We Need to Destigmatize Female Baldness
I get it. It’s not “pretty.”
Our idea of beauty has been molded by tradition, what society has deemed normal and acceptable. We are taught anything that strays from the usual is ugly and wrong. Boys liking the color pink and girls without hair make us cringe with discomfort and confusion.
Even before we are born, society begins to classify our favorite colors, toys, hobbies, careers, and even our appearance. Girls are expected to be cute, little dolls with porcelain skin and rosy cheeks. Picture perfect hair is an essential aspect of this image.
As the years go on, bows are traded in for highlights, but the importance of having gorgeous hair never ceases. We face it every single day. We’re exposed to it when other girls at school braid each others’ hair while praising its beauty. We see it on television, as commercials repeatedly try to sell us their products so we can achieve long, glowing locks.

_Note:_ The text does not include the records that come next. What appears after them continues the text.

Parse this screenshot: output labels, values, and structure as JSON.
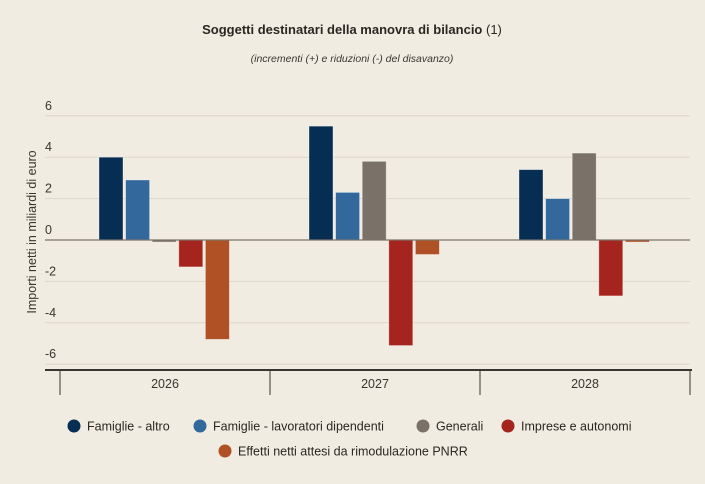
{
  "chart_data": {
    "type": "bar",
    "title": "Soggetti destinatari della manovra di bilancio",
    "title_note": "(1)",
    "subtitle": "(incrementi (+) e riduzioni (-) del disavanzo)",
    "ylabel": "Importi netti in miliardi di euro",
    "xlabel": "",
    "ylim": [
      -6.3,
      6
    ],
    "yticks": [
      6,
      4,
      2,
      0,
      -2,
      -4,
      -6
    ],
    "ytick_labels": [
      "6",
      "4",
      "2",
      "0",
      "-2",
      "-4",
      "-6"
    ],
    "grid": true,
    "legend_position": "bottom",
    "categories": [
      "2026",
      "2027",
      "2028"
    ],
    "series": [
      {
        "name": "Famiglie - altro",
        "color": "#062d52",
        "values": [
          4.0,
          5.5,
          3.4
        ]
      },
      {
        "name": "Famiglie - lavoratori dipendenti",
        "color": "#33689c",
        "values": [
          2.9,
          2.3,
          2.0
        ]
      },
      {
        "name": "Generali",
        "color": "#7a7268",
        "values": [
          -0.1,
          3.8,
          4.2
        ]
      },
      {
        "name": "Imprese e autonomi",
        "color": "#a5251e",
        "values": [
          -1.3,
          -5.1,
          -2.7
        ]
      },
      {
        "name": "Effetti netti attesi da rimodulazione PNRR",
        "color": "#b05025",
        "values": [
          -4.8,
          -0.7,
          -0.1
        ]
      }
    ]
  }
}
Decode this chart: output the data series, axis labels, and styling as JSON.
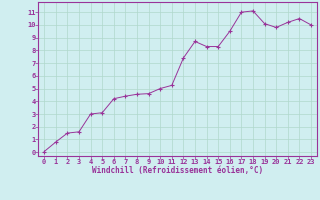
{
  "x": [
    0,
    1,
    2,
    3,
    4,
    5,
    6,
    7,
    8,
    9,
    10,
    11,
    12,
    13,
    14,
    15,
    16,
    17,
    18,
    19,
    20,
    21,
    22,
    23
  ],
  "y": [
    0.05,
    0.8,
    1.5,
    1.6,
    3.0,
    3.1,
    4.2,
    4.4,
    4.55,
    4.6,
    5.0,
    5.25,
    7.4,
    8.7,
    8.3,
    8.3,
    9.5,
    11.0,
    11.1,
    10.1,
    9.8,
    10.2,
    10.5,
    10.0
  ],
  "xlabel": "Windchill (Refroidissement éolien,°C)",
  "ylim": [
    -0.3,
    11.8
  ],
  "xlim": [
    -0.5,
    23.5
  ],
  "yticks": [
    0,
    1,
    2,
    3,
    4,
    5,
    6,
    7,
    8,
    9,
    10,
    11
  ],
  "xticks": [
    0,
    1,
    2,
    3,
    4,
    5,
    6,
    7,
    8,
    9,
    10,
    11,
    12,
    13,
    14,
    15,
    16,
    17,
    18,
    19,
    20,
    21,
    22,
    23
  ],
  "line_color": "#993399",
  "marker_color": "#993399",
  "bg_color": "#d0eef0",
  "grid_color": "#b0d8cc",
  "axis_color": "#993399",
  "label_color": "#993399",
  "tick_fontsize": 5.0,
  "xlabel_fontsize": 5.5
}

Despite the encouragement, some young girls are incapable of upholding this ideal hair image for reasons beyond their control. I was one of these girls. At the age of 7, I began pulling out my hair. Not one or two strands, either. I was creating bald spots at a terrifying pace. Eventually, the spots evolved to the point where most of my scalp was left sore and bare. I was diagnosed with trichotillomania, a disorder characterized by compulsive hair pulling. It changed my entire life.
I spend a great deal of time analyzing the years of my life I suffered the most. My memories are a puzzle. I try to unscramble the pain, figuring out which piece of agony goes where and why it fits in a certain place. After a while, I was able to identify the source of my shame. Surprisingly, it had little to do with the disorder itself. Certainly pulling out your own hair isn’t exactly the most prideful activity, and it in no way made me feel good about myself. It provided me with temporary relief and long-lasting devastation. However, the act of pulling out my hair wasn’t what upset me or anyone else. What truly bothered us was the baldness.
I can remember the look of helplessness in my father’s eyes as he engraved something in my mind I already knew. “It’s OK for boys to be bald, but not girls.” It didn’t seem fair. I knew it was true, but didn’t know why. As I grew older, I realized the stigma of female baldness came from nothing more than traditional expectations of beauty.
With no help from mainstream subliminal messages regarding female beauty, I have grown to see the bald me as a beautiful woman. There is much more to me than what is on my head. I am full of knowledge, love and acceptance. Hair is an accessory, not a necessity.
It makes me incredibly happy to see more women are bravely accepting their baldness and going out into the world as their true selves. However, while the stigma surrounding this “trend” is much less than it was 50 years ago, we still aren’t where we need to be with it.
People’s immediate reaction to a bald woman is that she is a cancer patient. In reality, there are a variety of reasons why a woman may be bald, including but not limited to: alopecia, cancer, trichotillomania or even choice. Many people with trichotillomania actually find that maintaining a shaved head keeps them from relapsing. Oh, the irony… Assuming someone’s baldness indicates sickness, when it is actually helping them stay healthy.”
Unfortunately, it may be a while before society accepts female baldness, but you can do something while we wait. The next time you see a girl or a woman exposing their bare head to the world, think something other than, “That’s ugly,” or “She must be sick.” Instead, think, “That’s unique,” or “That looks awesome.” Had I experienced such compassion earlier in life, I would’ve been able to love and accept myself long before I really did. I could’ve been spared years of negligent bullying and unnecessary loneliness.
Learn to see beauty in a different light, other than what society has taught you. When your friends or family say something negative about a female without hair, educate them. Teach your children it’s OK for a girl to be bald. You never know what impact you’ll have until you take the step. The girl you or your kids make fun of is probably someone just like me.